WASHINGTON — Rep. Debbie Wasserman Schultz is facing intense criticism, including TV ads, for supporting a bill consumer advocates say weakens regulations on payday lenders.
But less noticed is support from other Florida Democrats, including U.S. Senate candidate Patrick Murphy, who like Wasserman Schultz has received significant contributions from the industry.
Their stance puts them at odds with liberal icon Sen. Elizabeth Warren and the Consumer Financial Protection Bureau, or CFPB, which seeks to crackdown on payday lenders charging exorbitant interest.
Murphy is an original co-sponsor of the bill along with several other Florida lawmakers, who say it would harm regulations passed years ago by the state Legislature. The bill was introduced by Rep. Dennis Ross, R-Lakeland, and has gained the backing of much of the Florida delegation.
“Florida lawmakers know that before 2001, the payday lending industry was running roughshod over consumers in the Sunshine State. The State House and Senate voted unanimously at the time to make reforms that fifteen years later, better protect consumers while still preserving access to credit for working families who need it. The cosponsors of H.R. 4018 believe Florida's model and experience can be instructive to CFPB as it considers its national rulemaking,” said Sean Bartlett, Wasserman Schutlz’s communications director.
But consumer advocates say the Florida law was heavily influenced by payday lenders.
“In exchange for minimal regulatory requirements, the industry was permitted to issue predatory loans, extracting millions in exorbitant fees each year from the Floridians that can least afford it,” says the Florida Allicance for Consumer Protection, which is fighting the House bill.

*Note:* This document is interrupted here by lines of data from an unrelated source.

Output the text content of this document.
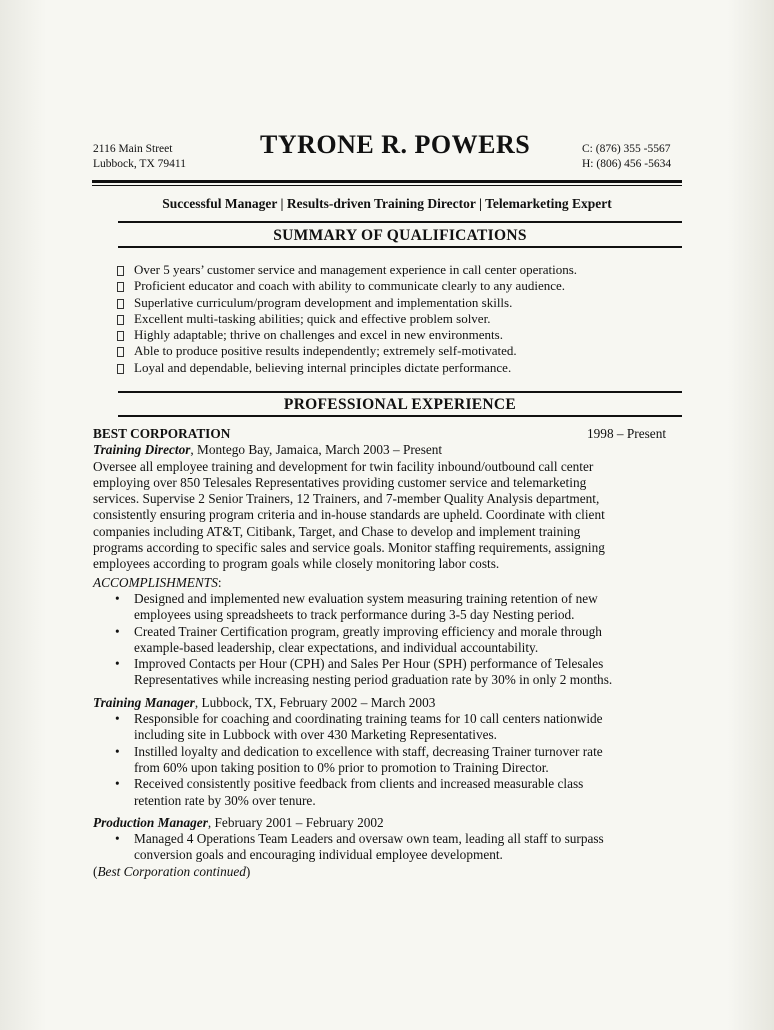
2116 Main Street
Lubbock, TX 79411
TYRONE R. POWERS	C: (876) 355 -5567
H: (806) 456 -5634
Successful Manager | Results-driven Training Director | Telemarketing Expert
SUMMARY OF QUALIFICATIONS
Over 5 years’ customer service and management experience in call center operations.
Proficient educator and coach with ability to communicate clearly to any audience.
Superlative curriculum/program development and implementation skills.
Excellent multi-tasking abilities; quick and effective problem solver.
Highly adaptable; thrive on challenges and excel in new environments.
Able to produce positive results independently; extremely self-motivated.
Loyal and dependable, believing internal principles dictate performance.
PROFESSIONAL EXPERIENCE
BEST CORPORATION	1998 – Present
Training Director, Montego Bay, Jamaica, March 2003 – Present
Oversee all employee training and development for twin facility inbound/outbound call center
employing over 850 Telesales Representatives providing customer service and telemarketing
services. Supervise 2 Senior Trainers, 12 Trainers, and 7-member Quality Analysis department,
consistently ensuring program criteria and in-house standards are upheld. Coordinate with client
companies including AT&T, Citibank, Target, and Chase to develop and implement training
programs according to specific sales and service goals. Monitor staffing requirements, assigning
employees according to program goals while closely monitoring labor costs.
ACCOMPLISHMENTS:
• Designed and implemented new evaluation system measuring training retention of new
employees using spreadsheets to track performance during 3-5 day Nesting period.
• Created Trainer Certification program, greatly improving efficiency and morale through
example-based leadership, clear expectations, and individual accountability.
• Improved Contacts per Hour (CPH) and Sales Per Hour (SPH) performance of Telesales
Representatives while increasing nesting period graduation rate by 30% in only 2 months.
Training Manager, Lubbock, TX, February 2002 – March 2003
• Responsible for coaching and coordinating training teams for 10 call centers nationwide
including site in Lubbock with over 430 Marketing Representatives.
• Instilled loyalty and dedication to excellence with staff, decreasing Trainer turnover rate
from 60% upon taking position to 0% prior to promotion to Training Director.
• Received consistently positive feedback from clients and increased measurable class
retention rate by 30% over tenure.
Production Manager, February 2001 – February 2002
• Managed 4 Operations Team Leaders and oversaw own team, leading all staff to surpass
conversion goals and encouraging individual employee development.
(Best Corporation continued)
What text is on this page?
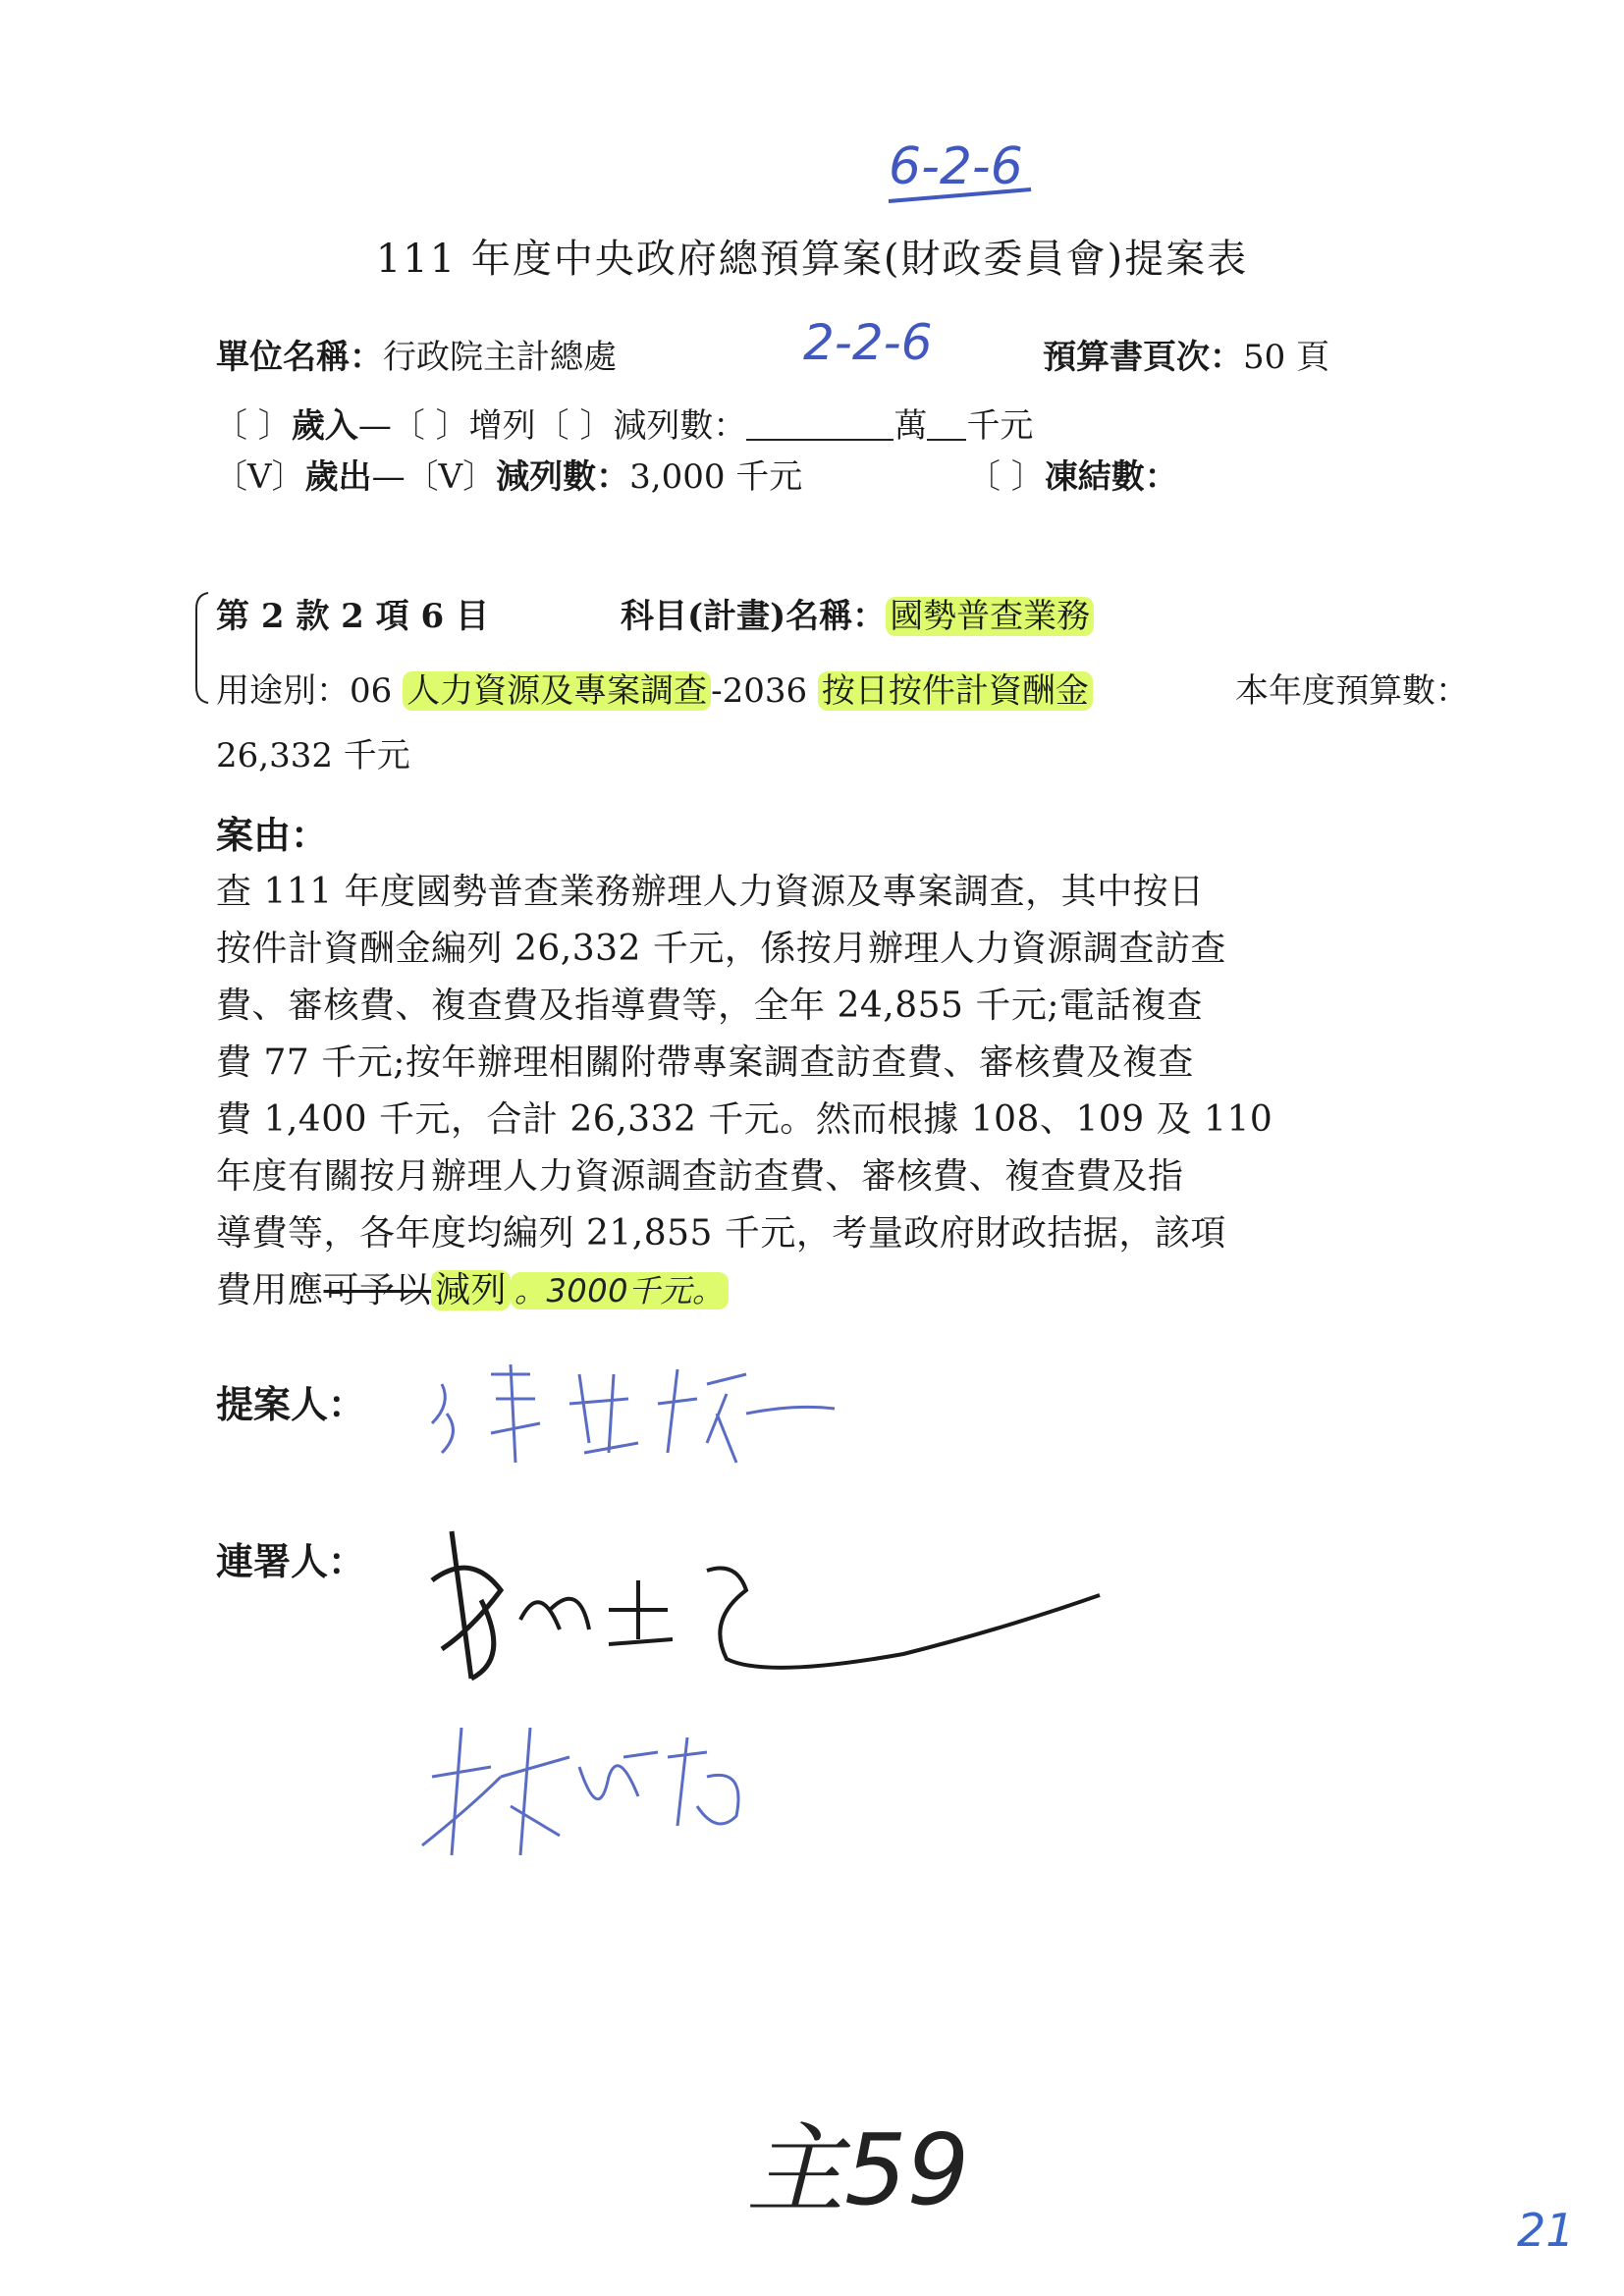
6-2-6
111 年度中央政府總預算案(財政委員會)提案表
單位名稱：行政院主計總處	2-2-6	預算書頁次：50 頁
〔 〕歲入—〔 〕增列〔 〕減列數：	萬 千元
〔V〕歲出—〔V〕減列數：3,000 千元	〔 〕凍結數：
第 2 款 2 項 6 目	科目(計畫)名稱： 國勢普查業務
用途別：06 人力資源及專案調查 -2036 按日按件計資酬金	本年度預算數：
26,332 千元
案由：
查 111 年度國勢普查業務辦理人力資源及專案調查，其中按日
按件計資酬金編列 26,332 千元，係按月辦理人力資源調查訪查
費、審核費、複查費及指導費等，全年 24,855 千元;電話複查
費 77 千元;按年辦理相關附帶專案調查訪查費、審核費及複查
費 1,400 千元，合計 26,332 千元。然而根據 108、109 及 110
年度有關按月辦理人力資源調查訪查費、審核費、複查費及指
導費等，各年度均編列 21,855 千元，考量政府財政拮据，該項
費用應可予以 減列 。3000千元。
提案人：
連署人：
主59
21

The average payday loan in Florida is $250 with an annual interest rate of 312 percent, according to the Center for Responsible Lending.
The issue has potential to surface in the widely-watched U.S. Senate race.
Rep. Alan Grayson, Murphy’s primary opponent, did not sign on to the bill. He cited a provision in the bill that bars the CFPB from imposing payday regulations for two years anywhere in the country.
“I agree with Elizabeth Warren that it’s an important and legitimate purpose of the federal government to have that kind of protection nationwide and not simply leave it to haphazard regulation by the states, often heavily influenced by industry,” Grayson said in an interview.
Grayson, however, signed onto an April 2015 letter to CFPB Director Richard Cordray touting the Florida regulations as “among the most progressive and effective in the nation” and warning about “a one-size-fits all policy.” He said he stood by that and a fix would have legislation say it does not specifically pre-empt good legislation such as Florida’s.
Murphy sits on the Financial Services Committee, which is a cash cow for lawmakers, particularly young ones favored by party leaders. Murphy has received $46,000 in contributions from payday lenders.
His campaign did not respond to questions.
Wasserman Schultz has gotten $63,000 from payday lenders and Rep. Alcee Hastings $107,000, according to the Center for Responsive Politics. Ross has gotten $25,850.
Grayson has received $8,300. He’s also held stock in a payday loan company, though said he no longer does. Grayson has made an issue out of some of Murphy’s support for the financial industry, including a bill easing reporting on securities sales.
The issue has caused big headaches for Wasserman Schulz, a high profile target given she’s DNC chairwoman. A TV ad launched this month accuses her of trying to “sabotage” President Obama’s efforts against payday lenders.